Chapter 14, Incident Response, will cover incident responses for a security operation team. We will mainly discuss the key activities in the key phases of the incident response process: preparation, containment, detection, and post-incident analysis. The field of incident response includes how to handle public CVE vulnerability, how to respond to white hat or security attacks, how we evaluate each security issue, the feedback loop to the development team, and the tools or practices we may apply in incident response.

Chapter 15, Security Monitoring, will cover some security monitoring techniques. The objective of this chapter is to prepare our security monitoring mechanism to protect and prevent our cloud services from being attacked. To be prepared for this, our security monitoring procedures should include logging, monitoring the framework, threat intelligence, and security scanning for malicious programs.

Chapter 16, Security Assessment for New Releases, we will cover security assessment for new releases in this chapter. Cloud services may have frequent releases and updates. It's a challenge for the development, operations, and security teams to release their work within a short time frame and to finish the minimum required security testing before releases. In this chapter, we will look at the security review policies and the suggested checklist and testing tools for every release.
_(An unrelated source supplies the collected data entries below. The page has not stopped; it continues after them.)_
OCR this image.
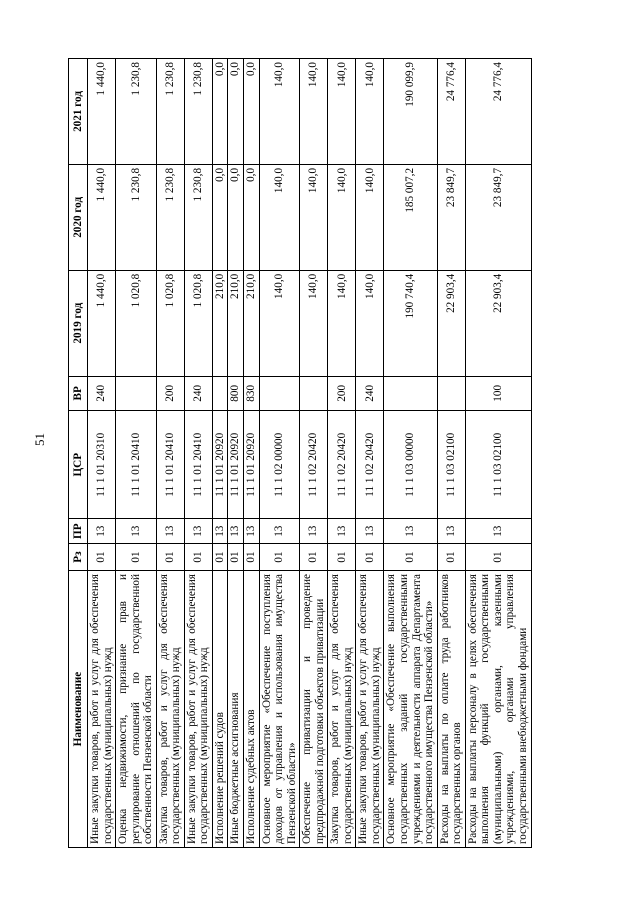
51
Наименование	Рз	ПР	ЦСР	ВР	2019 год	2020 год	2021 год
Иные закупки товаров, работ и услуг для обеспечения государственных (муниципальных) нужд	01	13	11 1 01 20310	240	1 440,0	1 440,0	1 440,0
Оценка недвижимости, признание прав и регулирование отношений по государственной собственности Пензенской области	01	13	11 1 01 20410		1 020,8	1 230,8	1 230,8
Закупка товаров, работ и услуг для обеспечения государственных (муниципальных) нужд	01	13	11 1 01 20410	200	1 020,8	1 230,8	1 230,8
Иные закупки товаров, работ и услуг для обеспечения государственных (муниципальных) нужд	01	13	11 1 01 20410	240	1 020,8	1 230,8	1 230,8
Исполнение решений судов	01	13	11 1 01 20920		210,0	0,0	0,0
Иные бюджетные ассигнования	01	13	11 1 01 20920	800	210,0	0,0	0,0
Исполнение судебных актов	01	13	11 1 01 20920	830	210,0	0,0	0,0
Основное мероприятие «Обеспечение поступления доходов от управления и использования имущества Пензенской области»	01	13	11 1 02 00000		140,0	140,0	140,0
Обеспечение приватизации и проведение предпродажной подготовки объектов приватизации	01	13	11 1 02 20420		140,0	140,0	140,0
Закупка товаров, работ и услуг для обеспечения государственных (муниципальных) нужд	01	13	11 1 02 20420	200	140,0	140,0	140,0
Иные закупки товаров, работ и услуг для обеспечения государственных (муниципальных) нужд	01	13	11 1 02 20420	240	140,0	140,0	140,0
Основное мероприятие «Обеспечение выполнения государственных заданий государственными учреждениями и деятельности аппарата Департамента государственного имущества Пензенской области»	01	13	11 1 03 00000		190 740,4	185 007,2	190 099,9
Расходы на выплаты по оплате труда работников государственных органов	01	13	11 1 03 02100		22 903,4	23 849,7	24 776,4
Расходы на выплаты персоналу в целях обеспечения выполнения функций государственными (муниципальными) органами, казенными учреждениями, органами управления государственными внебюджетными фондами	01	13	11 1 03 02100	100	22 903,4	23 849,7	24 776,4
For testing integration, the BDD security framework and other integrated security testing framework will also be introduced in this chapter.

Chapter 17, Threat Inspection and Intelligence, will cover threat inspection and intelligence. This chapter focuses on how to identify and prevent known and unknown security threats, such as backdoors and injection attacks, using various kinds of log correlation. We will introduce the logs that are needed, how those logs are connected, and the potential symptoms of attacks. Some open source threat detection will be introduced. Finally, we will introduce how to build your own in-house threat intelligence system.

Chapter 18, Business Fraud and Service Abuses, will cover business fraud and service abuses. Cloud services introduce new types of security risks, such as transaction fraud, account abuses, and promotion code abuses. This online fraud and abuse may result in financial losses or gains, depending on which side of the fence you sit. It will also provide guidelines and rules on how to detect these kinds of behaviors. We will discuss typical technical frameworks and technical approaches needed to build a service abuse prevention or online fraud detection system.

Chapter 19, GDPR Compliance Case Study, will cover GDPR compliance as a case study to apply to software development. It discusses the GDPR software security requirements it should include in coming releases. We will also explore some practical case studies, such as personal data discovery, data anonymization, cookie consent, data-masking implementation, and web privacy status.

Chapter 20, DevSecOps - Challenges, Tips, and FAQs, will cover some hands-on tips, challenges, and FAQs based on a functional roles perspective.